Japan has a reputation as one of the most high-tech nations on earth, but its startup scene has never quite lived up to this reputation, with much of the tech industry under the control of massive, often family-owned, mega-corporations such as Sony and Mitsubishi, whose roots stretch back before the dawn of modern technology. However, it still boasts a more robust startup scene than most and today it got its first unicorn, in the form of marketplace startup Mercari, which raised USD75m. Here are the key figures to know for the Japanese startup ecosystem:
> 2015 saw USD539.6m raised across 34 deals
> 2016 so far has seen USD110m raised across 8 deals.
> That 2016 figure does not include the USD62.5m raised for two new VC funds, from Mitusi Fudosan and IMJ.
> By the same date in 2015, Japanese firms had taken USD89m over 5 deals. This means 2016 has seen a 23.6% increase in value of funding and a 60% increase in number of deals.
Any discussion of Japanese startups has to start with, as of today, its first and only unicorn, Mercari. The firm offers a peer-to-peer marketplace platform and claims to oversee around USD88m in transactions per month. Mercari raised USD75m earlier today, at a valuation of USD1bn. It’s the second e-commerce startup from outside the US to achieve Unicorn status this week, hot on the heels of UAE-based Souq.com, a sing of the sector’s continuing appeal to investors. While Japan has plenty of companies worth over USD1bn on public markets, Mercari is the first private tech company to hit that value and is a sign, along with the launch of a couple of new Japanese venture funds earlier this year from Mitsui Fudosan and IMJ, that Japan may be moving to a more Silicon Valley-style private startup model.
Business cards are all well and good, but as the top drawer of many an office the world over could tell, they’re a format that could benefit from digitisation. Sansan is trying to do just this and its system combines machine learning and crowdsourcing to digitise scanned business cards and upload them onto a shared database, which can be then tapped by multiple users for promising business leads. It scored USD16.9m in Series C financing in January to grow its services.
3. The Bridge
Another sure sign of the seriousness of Japan’s startup ecosystem is the undisclosed round of funding picked up by startup-focused news site The Bridge.

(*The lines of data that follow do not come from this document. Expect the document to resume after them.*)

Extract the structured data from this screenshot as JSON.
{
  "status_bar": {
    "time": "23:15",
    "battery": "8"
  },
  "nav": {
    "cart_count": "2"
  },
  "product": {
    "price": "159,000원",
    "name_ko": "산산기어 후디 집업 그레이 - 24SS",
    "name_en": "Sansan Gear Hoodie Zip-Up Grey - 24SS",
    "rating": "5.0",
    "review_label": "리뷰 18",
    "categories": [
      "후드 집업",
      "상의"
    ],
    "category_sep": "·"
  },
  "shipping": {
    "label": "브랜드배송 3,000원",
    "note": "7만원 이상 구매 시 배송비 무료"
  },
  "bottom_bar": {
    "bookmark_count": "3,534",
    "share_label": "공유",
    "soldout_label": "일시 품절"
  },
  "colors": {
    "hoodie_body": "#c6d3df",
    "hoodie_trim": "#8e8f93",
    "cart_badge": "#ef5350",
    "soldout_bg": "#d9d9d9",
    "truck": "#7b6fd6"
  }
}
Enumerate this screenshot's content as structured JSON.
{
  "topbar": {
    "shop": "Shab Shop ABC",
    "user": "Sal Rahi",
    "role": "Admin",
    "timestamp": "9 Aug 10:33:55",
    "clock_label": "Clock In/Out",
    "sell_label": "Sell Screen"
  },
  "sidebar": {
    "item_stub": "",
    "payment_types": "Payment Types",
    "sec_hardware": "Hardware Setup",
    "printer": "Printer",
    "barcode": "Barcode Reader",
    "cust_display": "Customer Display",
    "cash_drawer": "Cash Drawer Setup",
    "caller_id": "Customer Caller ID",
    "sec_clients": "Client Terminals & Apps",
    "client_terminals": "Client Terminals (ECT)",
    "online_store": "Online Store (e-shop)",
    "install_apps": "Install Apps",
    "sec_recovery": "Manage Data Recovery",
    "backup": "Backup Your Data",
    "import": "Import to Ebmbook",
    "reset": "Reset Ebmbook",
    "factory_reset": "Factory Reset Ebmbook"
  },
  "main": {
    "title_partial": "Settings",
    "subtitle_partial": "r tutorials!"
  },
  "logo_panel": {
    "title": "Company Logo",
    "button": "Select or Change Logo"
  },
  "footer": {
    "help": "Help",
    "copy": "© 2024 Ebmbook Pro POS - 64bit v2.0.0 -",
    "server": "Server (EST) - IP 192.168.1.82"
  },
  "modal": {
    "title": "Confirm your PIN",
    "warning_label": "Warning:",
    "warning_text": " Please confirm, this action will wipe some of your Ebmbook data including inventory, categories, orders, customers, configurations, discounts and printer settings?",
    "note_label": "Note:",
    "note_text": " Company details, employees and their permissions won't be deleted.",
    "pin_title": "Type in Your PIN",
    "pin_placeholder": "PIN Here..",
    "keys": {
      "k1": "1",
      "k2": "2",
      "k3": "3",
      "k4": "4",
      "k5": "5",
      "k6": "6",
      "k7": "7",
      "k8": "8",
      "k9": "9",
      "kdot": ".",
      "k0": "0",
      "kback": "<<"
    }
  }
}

The Bridge provides comprehensive coverage for startup activity in Japan and originally launched back in 2010 under the name Startup Dating, when it operated as a discovery platform connecting entrepreneurs with local technical and engineering talent.
4. Port Medical
At 84, Japan has the highest life expectancy of any country in the world. Part of this may be chalked up to diet and lifestyle, but credit is also due to Japan’s highly developed health and welfare system. Telemedicine platform Port Medical, a spin-off of consultancy firm Port, is a proud part of that tradition and recently picked up USD7.9m for its service, which allows clients to consult doctors online. Japanese people are estimated to visit doctors around 14 times a year, so a service that can eliminate the stress on waiting rooms and cut queues has particular relevance.
The digital age has somewhat displaced the space age as go-to description of our high tech world, but it hasn’t completely disappeared. After all, our connectivity still depends on satellite networks. Now it’s even the domain of startups, such as Tokyo’s Axelspace. It launched as a business back in 2008 and plans to launch its fleet of imaging satellites in 2017. The satellites will be used for collecting data which can be used in areas like forestry, fishing, agriculture and disaster control. Whilst not as powerful as Google Earth’s imaging services, its images will be updated daily, as opposed to every three years and its data will be cheaper. It picked up USD15m in Series A funding in September 2015.
3D printing has enormous potential, but few people can afford to buy and run their own 3D printers. This is where Kabuku comes in. It runs a 3D printing marketplace, called Rinkak which allows designers to post and print their designs via its platform, sell them to consumers, or find clients and commissions. Its printing network stretched over 30 countries and counts Toota among the firms it has worked with. It picked up USD6.9m in Series A funding in November of last year.
7. Monstar Labs
There is an enormous wealth of cheap engineering talent in developing markets around the world and Monstar Labs wants to help clients get to it, with its development outsourcing platform Sekai Labs. The Sekai Lab platform connects clients to engineers in countries like China, Vietnam and Bangladesh to work on apps, games and other software applications. It also proves intermediary translation services for its clients. Its key markets are wealthier nations with more expensive talent, such as Singapore, the US and domestic teams. Monstar Labs took USD3.3m for its services in November 2015.